Marjorie Taylor Greene: (06:42)
I’m sorry. I really wouldn’t know anything about that because that’s not the type of information I read. And I’m sorry, I just don’t know anything about that. Yes?
Speaker 6: (06:52)
So obviously, you prepared mask mandates to yellow stars the Jews wore during the Holocaust. You said that the Democratic party is national socialist party, like the Nazi party was. Do you not think those things that you said?
Marjorie Taylor Greene: (07:06)
I believe that forced mask and forced vaccines or vaccine passports are a type of discrimination, and I’m very much against that type of discrimination. What I would like to say is, I’m removing that statement completely away from what I had said before. No, I just want to say, there is no comparison to the Holocaust and there never should be. And that’s what I’m sorry for. Yes, ma’am?
Speaker 7: (07:40)
So to circle back, President Trump had said there was very fine people in Charlottesville, people who said, “Jews will not replace us.” So do you repudiate those remarks spoken by the former president, that those were very fine people.
Marjorie Taylor Greene: (07:49)
This isn’t about President Trump, and I really don’t know anything about those remarks.
Speaker 7: (07:53)
I mean, we’ve all heard the-
Marjorie Taylor Greene: (07:54)
Speaker 8: (07:55)
You, admittedly, I’m sure you know you’re a bit of a firebrand. You said that you realized some of the things you said here hurt people. Will that change the way you approach comments in the future?
Marjorie Taylor Greene: (08:08)
Yeah, I think it’s good to learn lessons, but you’re always going to see me being very real with my thoughts. I think what’s more important is I want to show people it’s about actions. It’s one thing to say words, but it’s to follow through with actions. And what I can say is, you’ll see me follow through with actions. That’s why I’m here today to do this, because I believe this is an action that’s important, and it’s sincere. And so I’m willing to come out here and do it. It’s not easy to come out here amongst the press. Often times, you guys are pretty rough on me, but I’m trying to be very humble, and I’m contrite. And I think it’s important. So that’s why I’m doing this today. I can take one more question, and then we can go vote. Yes?
Speaker 9: (09:04)
Just in terms of, after your visit to the Holocaust museum today, earlier during recess, you compared Democrats to the national socialist party. Is that something you still stand by after you’ve reflected on [inaudible 00:09:15]?
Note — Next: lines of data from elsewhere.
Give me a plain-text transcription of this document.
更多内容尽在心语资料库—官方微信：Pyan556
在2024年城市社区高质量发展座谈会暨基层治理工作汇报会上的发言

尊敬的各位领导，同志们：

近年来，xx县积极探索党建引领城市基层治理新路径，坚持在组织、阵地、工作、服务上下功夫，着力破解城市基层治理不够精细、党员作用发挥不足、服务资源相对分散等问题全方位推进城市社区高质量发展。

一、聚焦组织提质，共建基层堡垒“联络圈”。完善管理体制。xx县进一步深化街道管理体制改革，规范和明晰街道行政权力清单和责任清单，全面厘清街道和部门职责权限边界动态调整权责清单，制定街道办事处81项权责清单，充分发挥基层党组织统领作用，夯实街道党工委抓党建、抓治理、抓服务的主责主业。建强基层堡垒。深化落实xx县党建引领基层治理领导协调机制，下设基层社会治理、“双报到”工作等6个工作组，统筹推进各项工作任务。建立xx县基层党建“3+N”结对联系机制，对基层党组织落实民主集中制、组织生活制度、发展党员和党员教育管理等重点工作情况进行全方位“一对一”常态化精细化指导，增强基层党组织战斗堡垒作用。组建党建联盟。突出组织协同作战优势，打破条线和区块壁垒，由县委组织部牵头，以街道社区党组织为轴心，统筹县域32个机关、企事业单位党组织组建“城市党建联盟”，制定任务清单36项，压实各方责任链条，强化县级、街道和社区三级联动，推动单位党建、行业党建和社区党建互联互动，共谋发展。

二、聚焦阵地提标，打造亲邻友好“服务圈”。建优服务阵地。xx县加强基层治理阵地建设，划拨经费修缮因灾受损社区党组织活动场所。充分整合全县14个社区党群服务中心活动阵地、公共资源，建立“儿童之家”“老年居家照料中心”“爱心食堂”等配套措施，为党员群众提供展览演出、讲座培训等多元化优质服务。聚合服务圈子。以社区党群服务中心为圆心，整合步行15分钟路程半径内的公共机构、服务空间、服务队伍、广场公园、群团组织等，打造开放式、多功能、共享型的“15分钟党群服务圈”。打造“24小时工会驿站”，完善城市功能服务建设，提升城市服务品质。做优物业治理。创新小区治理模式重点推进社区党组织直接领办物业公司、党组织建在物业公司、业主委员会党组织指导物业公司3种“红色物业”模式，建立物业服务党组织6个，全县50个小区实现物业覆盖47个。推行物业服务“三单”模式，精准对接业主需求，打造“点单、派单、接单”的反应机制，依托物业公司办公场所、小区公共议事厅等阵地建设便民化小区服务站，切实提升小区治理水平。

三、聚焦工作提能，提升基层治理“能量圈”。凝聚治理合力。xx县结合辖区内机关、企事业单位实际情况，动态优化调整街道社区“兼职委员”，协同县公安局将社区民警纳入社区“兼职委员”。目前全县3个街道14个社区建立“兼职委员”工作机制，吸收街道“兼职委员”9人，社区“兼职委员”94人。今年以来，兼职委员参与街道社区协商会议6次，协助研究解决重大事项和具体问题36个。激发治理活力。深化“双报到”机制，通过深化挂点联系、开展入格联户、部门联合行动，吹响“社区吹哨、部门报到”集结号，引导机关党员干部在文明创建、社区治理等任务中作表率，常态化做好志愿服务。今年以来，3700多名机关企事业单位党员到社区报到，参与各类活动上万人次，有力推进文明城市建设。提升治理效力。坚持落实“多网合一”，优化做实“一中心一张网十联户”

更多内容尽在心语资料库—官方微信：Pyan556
Marjorie Taylor Greene: (09:16)
Socialism is extremely dangerous, and so is communism. And any time a government moves into policies where there’s more control, and there’s freedoms taken away, yes, that’s a danger for everyone. And I think that’s something that we should all be wary of. Anytime that you have things like censorship with social media, anytime where we have things being taught, where one race is being told it’s racist, like critical race theory, those are problems. These are things that we’re seeing in policies coming out of the Democrat party that I think are dangerous for everyone. And that’s why I’m against them. And I’ll never stop saying I’m very much on track, and I’ll never stop saying we have to save America and stop socialism. There’s no veteran that signed up to serve in the military, and there’s nobody that fought for our country, because they wanted America to be a socialist country. They all did it because they wanted America to be a free country. So that’s the important thing to remember. Thank you guys so much. I got to head up to vote. Thank you.